France, Egypt send planes to Libya to evacuate peopleBy IANS
Tuesday, February 22, 2011
CAIRO - France and Egypt sent armed forces’ aircraft Tuesday to evacuate their nationals from Libya, after fighter jets bombed parts of the Libyan capital Tripoli where furious anti-government protesters demonstrated against their ruler, Muammar Gaddafi.
Egypt’s Foreign Minister Ahmed Aboul Gheit said Tuesday that Libyan authorities allowed two Egyptian armed forces planes to land and carry Egyptian nationals.
Citing state news agency MENA, Xinhua quoted the minister as saying that Egypt Air will send at least four aircraft to evacuate its citizens from Libya.
France also decided Tuesday to send three military planes to evacuate expatriates and nationals from Libya, Foreign Minister Michele Alliot-Mariehas said in a statement.
The minister said the military planes bound for Tripoli will repatriate the French citizens, whose presence in Libya was “not necessary”.
Alliot-Mariehas said the government has instructed the French embassy in Libya to inform the French nationals and provide assistance at the airport.
The French foreign ministry said there were between 500 and 550 French citizens in Libya.
The Egyptian foreign minister said he was “shocked” when Seif-al-Islam Gaddafi, son of the Libyan ruler, accused Egyptian nationals of trying to bring down the regime in Libya.
Gheit said Libya was responsible for the safety of Egyptian citizens and that they were in danger after Seif’s speech.
“We know there are one million to 1.5 million Egyptians in Libya.
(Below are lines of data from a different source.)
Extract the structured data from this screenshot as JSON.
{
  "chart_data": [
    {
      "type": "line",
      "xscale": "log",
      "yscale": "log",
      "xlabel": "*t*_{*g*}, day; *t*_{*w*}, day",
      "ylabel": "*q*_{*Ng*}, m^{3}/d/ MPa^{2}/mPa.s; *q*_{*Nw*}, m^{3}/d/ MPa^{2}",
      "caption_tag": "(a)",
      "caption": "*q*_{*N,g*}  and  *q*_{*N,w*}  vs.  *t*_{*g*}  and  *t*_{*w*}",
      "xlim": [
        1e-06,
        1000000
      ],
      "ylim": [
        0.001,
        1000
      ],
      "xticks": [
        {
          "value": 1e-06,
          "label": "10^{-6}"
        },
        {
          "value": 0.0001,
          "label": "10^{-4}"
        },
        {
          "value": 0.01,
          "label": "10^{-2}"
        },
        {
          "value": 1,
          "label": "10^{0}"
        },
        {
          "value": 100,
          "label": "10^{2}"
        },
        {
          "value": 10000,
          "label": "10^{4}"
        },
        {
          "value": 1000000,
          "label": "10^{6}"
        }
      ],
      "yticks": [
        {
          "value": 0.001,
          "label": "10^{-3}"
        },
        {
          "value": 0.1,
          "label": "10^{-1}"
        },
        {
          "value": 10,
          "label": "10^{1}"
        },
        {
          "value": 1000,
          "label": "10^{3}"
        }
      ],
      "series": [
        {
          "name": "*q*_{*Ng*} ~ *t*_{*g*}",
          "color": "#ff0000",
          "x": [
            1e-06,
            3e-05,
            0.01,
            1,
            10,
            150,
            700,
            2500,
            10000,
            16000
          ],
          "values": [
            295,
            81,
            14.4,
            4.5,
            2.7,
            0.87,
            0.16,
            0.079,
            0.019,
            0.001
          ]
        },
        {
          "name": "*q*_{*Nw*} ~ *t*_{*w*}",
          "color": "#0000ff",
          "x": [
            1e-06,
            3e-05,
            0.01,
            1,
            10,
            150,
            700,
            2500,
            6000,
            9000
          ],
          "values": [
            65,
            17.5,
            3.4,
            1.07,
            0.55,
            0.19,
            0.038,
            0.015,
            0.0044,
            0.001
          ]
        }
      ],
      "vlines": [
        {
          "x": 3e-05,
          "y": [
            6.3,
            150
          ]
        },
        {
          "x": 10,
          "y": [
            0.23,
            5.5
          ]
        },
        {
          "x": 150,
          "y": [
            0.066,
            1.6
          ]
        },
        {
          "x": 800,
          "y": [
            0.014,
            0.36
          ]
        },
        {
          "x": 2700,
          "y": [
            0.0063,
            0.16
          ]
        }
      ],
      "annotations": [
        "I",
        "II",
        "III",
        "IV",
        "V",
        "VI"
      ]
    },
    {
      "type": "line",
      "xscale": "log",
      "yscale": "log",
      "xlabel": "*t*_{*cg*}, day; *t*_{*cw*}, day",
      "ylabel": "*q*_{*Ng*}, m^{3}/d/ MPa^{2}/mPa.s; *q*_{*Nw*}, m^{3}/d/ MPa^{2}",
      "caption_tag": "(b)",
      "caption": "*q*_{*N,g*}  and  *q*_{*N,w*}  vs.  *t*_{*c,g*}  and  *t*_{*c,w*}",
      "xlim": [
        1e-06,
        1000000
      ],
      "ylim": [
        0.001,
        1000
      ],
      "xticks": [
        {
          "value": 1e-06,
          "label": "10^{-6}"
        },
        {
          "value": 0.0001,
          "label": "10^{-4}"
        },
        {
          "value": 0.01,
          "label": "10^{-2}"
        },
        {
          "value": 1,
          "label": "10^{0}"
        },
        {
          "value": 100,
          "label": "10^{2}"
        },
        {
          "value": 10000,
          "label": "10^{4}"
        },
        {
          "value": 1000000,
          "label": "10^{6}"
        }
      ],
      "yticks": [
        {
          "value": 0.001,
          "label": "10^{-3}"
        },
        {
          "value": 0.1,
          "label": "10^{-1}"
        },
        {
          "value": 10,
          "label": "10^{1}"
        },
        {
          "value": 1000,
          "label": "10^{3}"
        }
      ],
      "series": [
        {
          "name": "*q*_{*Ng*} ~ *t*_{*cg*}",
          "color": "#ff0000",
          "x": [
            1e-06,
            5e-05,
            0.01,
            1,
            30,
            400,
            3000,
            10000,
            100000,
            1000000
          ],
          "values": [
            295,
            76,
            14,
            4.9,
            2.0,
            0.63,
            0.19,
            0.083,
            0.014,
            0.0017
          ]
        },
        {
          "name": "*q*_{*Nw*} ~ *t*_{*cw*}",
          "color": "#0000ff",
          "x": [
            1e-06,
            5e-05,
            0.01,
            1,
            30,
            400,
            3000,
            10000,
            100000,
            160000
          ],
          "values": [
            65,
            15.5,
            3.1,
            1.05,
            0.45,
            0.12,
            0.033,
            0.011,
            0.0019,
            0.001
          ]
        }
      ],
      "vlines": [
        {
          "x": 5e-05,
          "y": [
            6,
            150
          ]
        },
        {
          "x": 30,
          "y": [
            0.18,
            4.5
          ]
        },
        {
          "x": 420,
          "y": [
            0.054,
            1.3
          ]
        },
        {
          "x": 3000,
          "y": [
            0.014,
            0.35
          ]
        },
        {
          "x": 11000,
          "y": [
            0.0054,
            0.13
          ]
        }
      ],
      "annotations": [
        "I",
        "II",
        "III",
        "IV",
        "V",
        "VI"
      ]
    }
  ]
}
Therefore, we recommend to our citizens to stay in your homes, stay off the streets, secure yourselves with water and food,” said Gheit.
Muammar Gaddafi, 68, who grabbed power in a bloodless coup in 1969 and has ruled Libya for the past 41 years, made his first TV appearance since the unrest began, and said he was very much in the capital.
“I am in Tripoli and not in Venezuela. Do not believe the channels belonging to stray dogs,” Gaddafi told Libyan state TV.
As many as 61 people were killed in the capital Monday, said witnesses. The toll, which the US-based Human Rights Watch group earlier put at 233, has now reportedly risen over 300.
Protests in the oil-rich country began Feb 14, but quickly gathered pace following a crackdown over a “Day of Rage” Feb 17.
The unrest took a dramatic turn Monday when a huge anti-government march in Tripoli came under attack by security forces using fighter jets and live ammunition.
Gaddafi’s son, Seif-al-Islam, 38, a key member in the government, had warned of a bloodbath if protesters did not agree to reforms assured by the government.